Ele não é o único. Na fronteira
Paquistão-Afeganistão, cerca de
10 mil voluntários esperam sua
vez. O Taleban disse que não os
quer, até porque não tem como
sustentá-los. Mas enviou sinal de
que isso pode mudar e que os
1.200 podem ser só o começo.
""Nós só esperamos o sinal",
afirma o homem que recrutou Iqbal e o enviou para treinamento. É
Fazal-ur-Rehman Shaker, um religioso de 30 anos. De fala calma,
ele explica como o jihad (esforço
que o muçulmano deve desempenhar pelo islã, que os extremistas
interpretam como guerra santa)
da Caxemira pode virar um jihad
no Afeganistão e, por extensão,
no Paquistão do presidente-general Pervez Musharraf.
""Nós estamos do lado dos muçulmanos. Se estão ameaçados
pelos EUA no Afeganistão, vamos
ajudá-los. Se nosso governo não
quer que nós o ajudemos, nosso
governo está contra nós e contra o
islã", diz, dando eco à carta atribuída a Osama bin Laden divulgada nesta semana, na qual Musharraf é condenado por apoiar ""a
cruzada cristã". E a carta nem havia sido tornada pública.
Shaker afirma que nesta semana mandará para a fronteira 313
combatentes prontos e armados.
""Tenho mais mil a caminho, nos
centros de treinamento", conta,
na escola religiosa Abdullah Ibn
Umar, em Changlaglai. Lá fica
uma base do seu grupo de mujahidin, o Jaish-i-Muhammad.
Na quarta-feira, na porta da
Embaixada do Taleban em Islamabad, quatro desses combatentes esperavam a entrevista coletiva do mulá Abdul Zaeef acabar.
""Estou aqui para ver se consigo
meus papéis já hoje", diz o líder
do grupo, Abdul Ikrar, 25, um jovem da Jacobabad que segue a receita: sem mulher ou filhos, educado em madrassa e pobre.
A ironia é que foi o próprio governo paquistanês que alimentou
os grupos que agora o desafiam.
Sua disputa com a Índia pelo território da Caxemira, que se desenrola há 52 anos e passou por três
guerras, levou o país a fomentar a
União do Jihad da Caxemira.
É um organização difusa, com
dezenas de pequenos núcleos que
treinam mujahidin, os guerreiros
santos. Os números são extremamente imprecisos. Num país com
141,6 milhões de habitantes, estima-se que sejam milhões.
Retórica uniforme
Para um ocidental, é difícil escapar de simplificações ao se confrontar com o discurso de um
mujahhid. A Folha visitou dois
centros de recrutamento, um de
treinamento militar, três escolas
religiosas e acompanhou duas
manifestações. A retórica dos soldados é impressionantemente
uniforme: calcados em passagens
do Alcorão, eles desfiam ataques
ao Ocidente, lembram da derrota
soviética no Afeganistão e falam
da falta de medo de morrer porque o Paraíso os espera.

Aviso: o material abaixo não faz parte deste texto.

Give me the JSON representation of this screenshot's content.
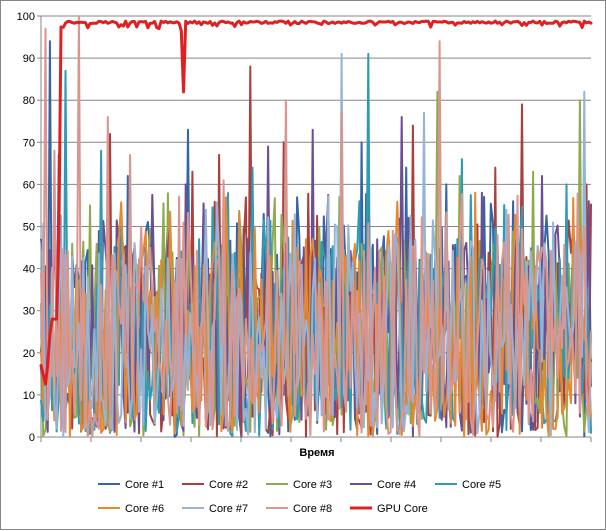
{
  "chart_data": {
    "type": "line",
    "title": "",
    "xlabel": "Время",
    "ylabel": "",
    "ylim": [
      0,
      100
    ],
    "yticks": [
      0,
      10,
      20,
      30,
      40,
      50,
      60,
      70,
      80,
      90,
      100
    ],
    "grid": {
      "horizontal": true,
      "vertical": false
    },
    "legend": "bottom",
    "n_points": 248,
    "series": [
      {
        "name": "Core #1",
        "color": "#3465a4",
        "width": 2,
        "seed": 11,
        "peaks": [
          [
            24,
            88
          ],
          [
            50,
            94
          ],
          [
            58,
            67
          ],
          [
            127,
            62
          ],
          [
            186,
            73
          ],
          [
            225,
            55
          ],
          [
            360,
            70
          ],
          [
            406,
            64
          ],
          [
            446,
            60
          ],
          [
            511,
            56
          ]
        ]
      },
      {
        "name": "Core #2",
        "color": "#a8403d",
        "width": 2,
        "seed": 23,
        "peaks": [
          [
            108,
            72
          ],
          [
            192,
            63
          ],
          [
            219,
            67
          ],
          [
            249,
            88
          ],
          [
            283,
            70
          ],
          [
            368,
            60
          ],
          [
            412,
            74
          ],
          [
            494,
            64
          ],
          [
            520,
            79
          ],
          [
            586,
            60
          ]
        ]
      },
      {
        "name": "Core #3",
        "color": "#8faa4e",
        "width": 2,
        "seed": 37,
        "peaks": [
          [
            50,
            39
          ],
          [
            88,
            55
          ],
          [
            227,
            58
          ],
          [
            338,
            57
          ],
          [
            436,
            82
          ],
          [
            458,
            62
          ],
          [
            532,
            63
          ],
          [
            578,
            80
          ]
        ]
      },
      {
        "name": "Core #4",
        "color": "#6b4f93",
        "width": 2,
        "seed": 41,
        "peaks": [
          [
            185,
            60
          ],
          [
            268,
            69
          ],
          [
            311,
            73
          ],
          [
            400,
            76
          ],
          [
            480,
            58
          ],
          [
            541,
            62
          ],
          [
            587,
            56
          ]
        ]
      },
      {
        "name": "Core #5",
        "color": "#2e9ab4",
        "width": 2,
        "seed": 53,
        "peaks": [
          [
            65,
            87
          ],
          [
            100,
            68
          ],
          [
            199,
            47
          ],
          [
            251,
            64
          ],
          [
            368,
            91
          ],
          [
            460,
            66
          ],
          [
            565,
            60
          ]
        ]
      },
      {
        "name": "Core #6",
        "color": "#e58832",
        "width": 2,
        "seed": 67,
        "peaks": [
          [
            186,
            30
          ],
          [
            199,
            26
          ],
          [
            282,
            33
          ],
          [
            474,
            58
          ],
          [
            508,
            36
          ]
        ]
      },
      {
        "name": "Core #7",
        "color": "#97b4d6",
        "width": 2,
        "seed": 79,
        "peaks": [
          [
            176,
            42
          ],
          [
            341,
            91
          ],
          [
            422,
            77
          ],
          [
            446,
            48
          ],
          [
            583,
            82
          ]
        ]
      },
      {
        "name": "Core #8",
        "color": "#d9958e",
        "width": 2,
        "seed": 83,
        "peaks": [
          [
            44,
            97
          ],
          [
            53,
            68
          ],
          [
            77,
            100
          ],
          [
            107,
            76
          ],
          [
            128,
            67
          ],
          [
            222,
            61
          ],
          [
            286,
            80
          ],
          [
            340,
            77
          ],
          [
            439,
            94
          ],
          [
            497,
            48
          ]
        ]
      },
      {
        "name": "GPU Core",
        "color": "#e02020",
        "width": 3,
        "seed": 97,
        "peaks": []
      }
    ]
  }
}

"Você tem de entender que este
é um país que foi criado para ser
uma república de muçulmanos. A
nossa fé é muito, muito mais arraigada do que o discurso fácil de
um Bin Laden. Por outro lado,
tem gente manipulando isso",
afirma o analista político Jehanzeb Aziz, que trabalhou como
porta-voz dos serviços de segurança e inteligência do país.
No campo político, fala-se em
200 mil filiados a partidos islâmicos. ""Somos hoje a voz do povo
contra a opressão dos americanos
e de nosso governo, que nos
traiu", dispara o vice-presidente
da maior dessas agremiações, o
Jamiat-i-Islami, Liaquat Baloch
(leia texto abaixo).
Baloch é um dos acusados por
Aziz de manipular jovens como
Mohammad Iqbal. Porta-voz do
Ministério das Relações Exteriores, Aziz Khan dá a visão oficial,
mais rósea: ""Os mais extremistas
só estão fazendo barulho".
Aziz faz ressalvas. ""O nosso povo, a classe média principalmente, não quer o apoio ao ataque dos
EUA. Como estamos em crise
econômica, tentando rolar nossos
US$ 32 bilhões de dívidas, e os índices sociais são ruins, temos
chão fértil para as manifestações."
Esse chão pode ser avaliado
com planilhas da Autoridade Nacional de Dados e Registros: um
PIB per capita de US$ 2.000, analfabetismo na casa dos 62%, 34%
da população na pobreza.
A colheita da lavoura fica por
conta das madrassas, nome que
designa as 15 mil escolas religiosas
do país. São instituições populares, que dão ensino básico gratuito e doutrinação islâmica integrista. O Taleban nada mais era do
que uma milícia de estudantes encorpada pelo governo do Paquistão, para impor a ordem, e um regime amigo, no Afeganistão.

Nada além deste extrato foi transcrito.